Madison, AL(Zone 7b)

Shall we try and remind you? If you use MS outlook, put it in your calender.

Halifax, MA(Zone 6a)

Ditchlily206, you could say you are a budding enabler at that. Ah, well, it doesn't take much to enable me. I had dreams of getting an Ilex Verticilata (Winterberry Holly) tomorrow at a local nursery, as they were only $29, but now that I've spent so much on the DL I will have to wait on the holly.

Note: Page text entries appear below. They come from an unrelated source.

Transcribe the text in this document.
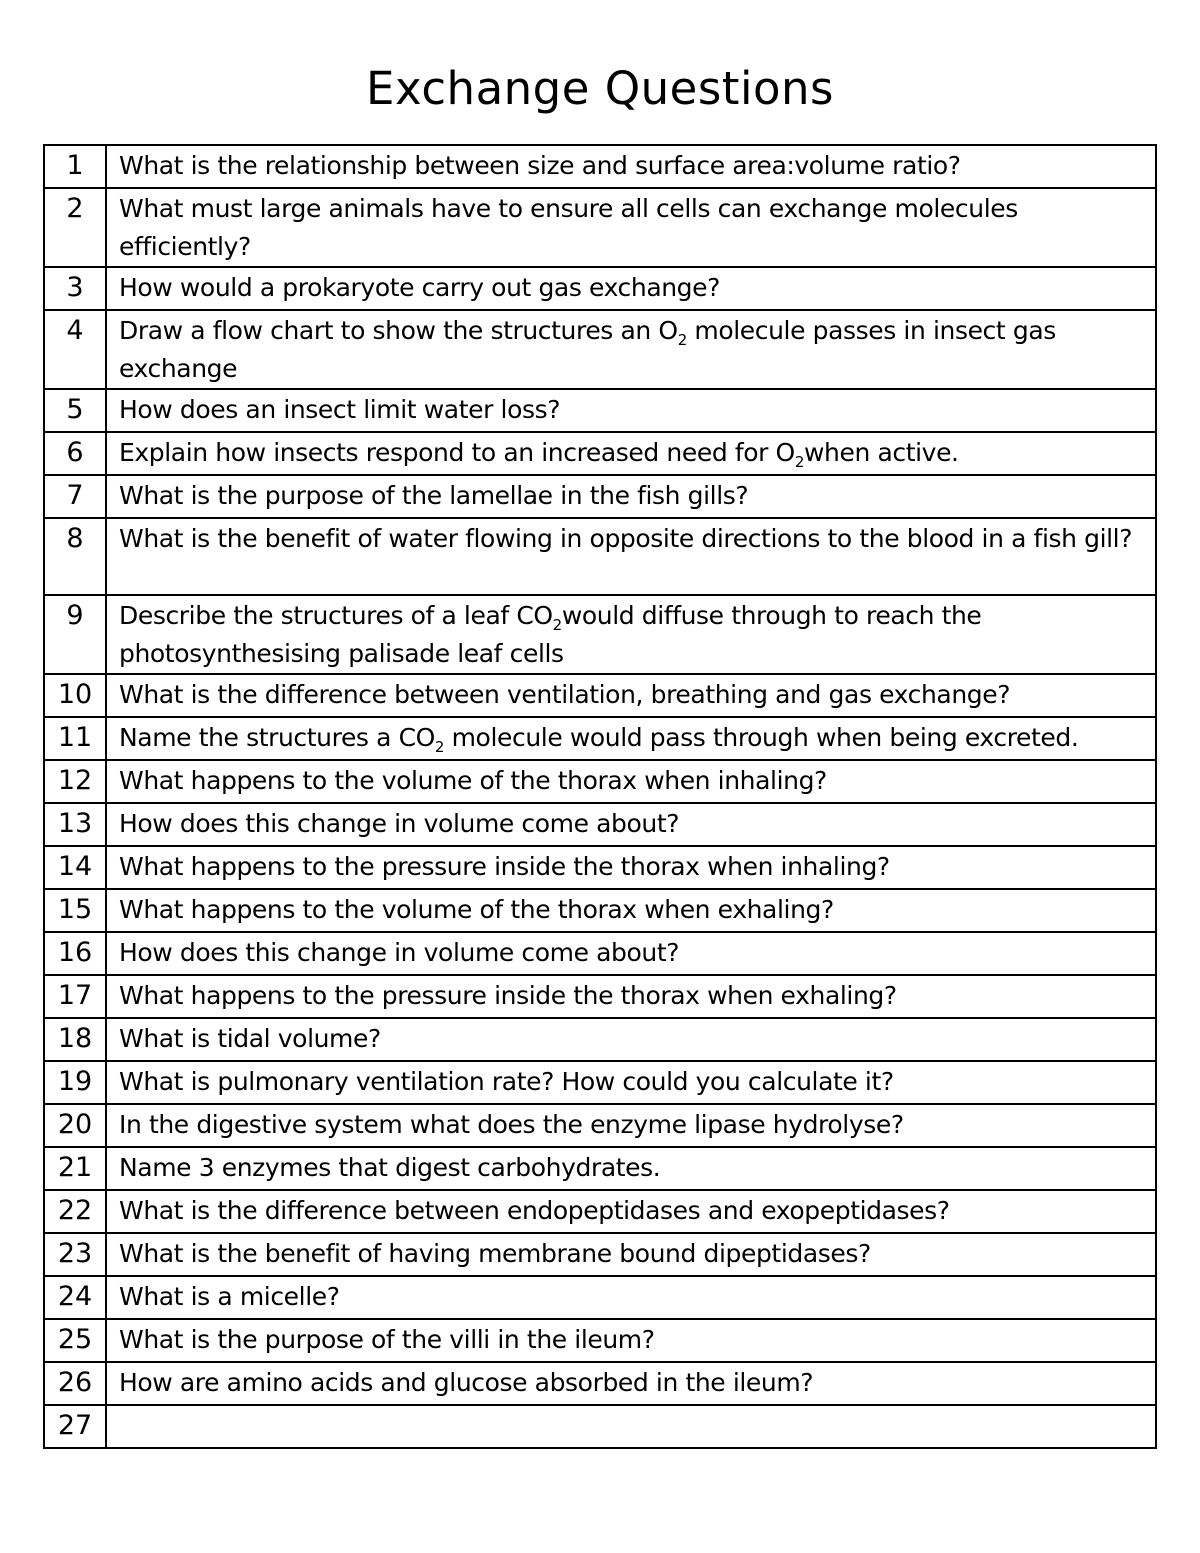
Exchange Questions
1	What is the relationship between size and surface area:volume ratio?
2	What must large animals have to ensure all cells can exchange molecules efficiently?
3	How would a prokaryote carry out gas exchange?
4	Draw a flow chart to show the structures an $O_2$ molecule passes in insect gas exchange
5	How does an insect limit water loss?
6	Explain how insects respond to an increased need for $O_2when$ active.
7	What is the purpose of the lamellae in the fish gills?
8	What is the benefit of water flowing in opposite directions to the blood in a fish gill?
9	Describe the structures of a leaf $CO_2would$ diffuse through to reach the photosynthesising palisade leaf cells
10	What is the difference between ventilation, breathing and gas exchange?
11	Name the structures a $CO_2$ molecule would pass through when being excreted.
12	What happens to the volume of the thorax when inhaling?
13	How does this change in volume come about?
14	What happens to the pressure inside the thorax when inhaling?
15	What happens to the volume of the thorax when exhaling?
16	How does this change in volume come about?
17	What happens to the pressure inside the thorax when exhaling?
18	What is tidal volume?
19	What is pulmonary ventilation rate? How could you calculate it?
20	In the digestive system what does the enzyme lipase hydrolyse?
21	Name 3 enzymes that digest carbohydrates.
22	What is the difference between endopeptidases and exopeptidases?
23	What is the benefit of having membrane bound dipeptidases?
24	What is a micelle?
25	What is the purpose of the villi in the ileum?
26	How are amino acids and glucose absorbed in the ileum?
27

DebbieD, that Ohio Discovery is very nice, too. Don't know anything about it. Trying to get info on Google now. What I liked about Michael's Sword is that it was 90-100% bearded (or feathered or crested, take your pick!) and that it passed that trait on to it's kids. Since I want to get serious about hybridizing, then I need to pick out the best quality plants I can find, with the traits I would want in a daylily.

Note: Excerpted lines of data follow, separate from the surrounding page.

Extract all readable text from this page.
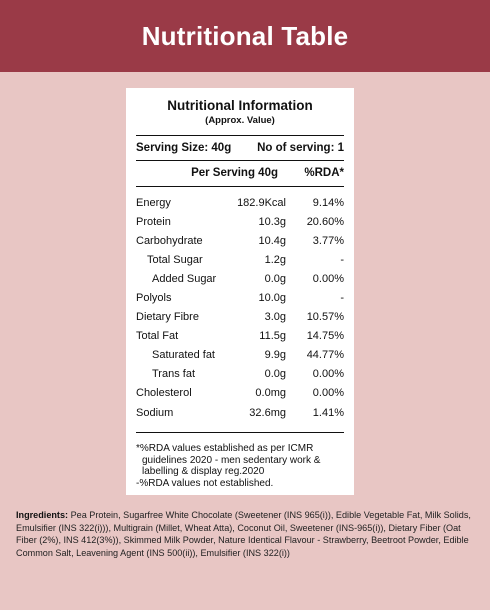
Nutritional Table
Nutritional Information
(Approx. Value)
Serving Size: 40g No of serving: 1
Per Serving 40g	%RDA*
Energy	182.9Kcal	9.14%
Protein	10.3g	20.60%
Carbohydrate	10.4g	3.77%
Total Sugar	1.2g	-
Added Sugar	0.0g	0.00%
Polyols	10.0g	-
Dietary Fibre	3.0g	10.57%
Total Fat	11.5g	14.75%
Saturated fat	9.9g	44.77%
Trans fat	0.0g	0.00%
Cholesterol	0.0mg	0.00%
Sodium	32.6mg	1.41%
*%RDA values established as per ICMR guidelines 2020 - men sedentary work & labelling & display reg.2020
-%RDA values not established.
Ingredients: Pea Protein, Sugarfree White Chocolate (Sweetener (INS 965(i)), Edible Vegetable Fat, Milk Solids, Emulsifier (INS 322(i))), Multigrain (Millet, Wheat Atta), Coconut Oil, Sweetener (INS-965(i)), Dietary Fiber (Oat Fiber (2%), INS 412(3%)), Skimmed Milk Powder, Nature Identical Flavour - Strawberry, Beetroot Powder, Edible Common Salt, Leavening Agent (INS 500(ii)), Emulsifier (INS 322(i))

Another DL I want for my hybridizing program is Memorial To Steve. http://www.ashwooddaylilies.com/introductions%202008-09.htm A bit pricey, but it sounds like a very exceptional plant.

Karen

Halifax, MA(Zone 6a)

Oh, I just found out that TET LAVENDER BLUE BABY does have the genetics for the bearding. There is a DL called UNENDING MELODY, and one of its parents was TLBB. Then from UNENDING MELODY came OHIO DISCOVERY, a bearded daylily. Nice to know. I have to learn a lot more about DL genetics.

Karen

Brussels, Belgium

Is this bearding a quantitative trait or qualitative trait? I'd like to see some tetraploid versions of this bearding. Does it present in the same manner or is it more prominent?

Franklin, WI(Zone 5a)

Now THAT's pretty cool!

It's like having the scultped daylilies go to the next extreme!

Newark, OH(Zone 5b)

Curt Hanson has a line of interesting and unique daylilies that go beyond "beards." I have grown the most extreme one for a few years, using it to make seed for him with the cultivars I have. He finally introduced it last year. He calls it "SIGOURNEY" after Sigourney Weaver of the movie "Alien"... LOL... SIGOURNEY takes this bearding or whatever quite a few steps further. It is quite consistent. I think of it as feathering... SIGOURNEY is one of Curt's cultivars that has an extreme pinched throat, and this unusual trait shows down in the throat, not way out on the petals. Although it is not a traditionally beautiful flower, it is the strangest, most captivating thing. I think he may introduce another from this line for 2009.

Here is a close-up. Some of the close-ups I took were morphed together to make Curt's very unique 2008 cover.

Edited to add that SIGOURNEY is a tet, and is pollen fertile, it has set pods, but its difficult.

This message was edited Nov 23, 2008 11:43 AM

Thumbnail by daylily_ohio
Newark, OH(Zone 5b)

And, here is a shot of the full flower.


Thumbnail by daylily_ohio
Excelsior, MN(Zone 4a)

Oh, thank you so MUCH, Jules! I was just wondering this morning (for the umpteenth time) what the WHOLE flower looked like. It is indeed, just the kind of thing I would like to have in my garden. I've taken to referring to him as Curt 'Master of Weird' Hanson. But the only pic I'd ever seen of 'Sigourney' was the one used in the cataloge which doesn't reallt show much.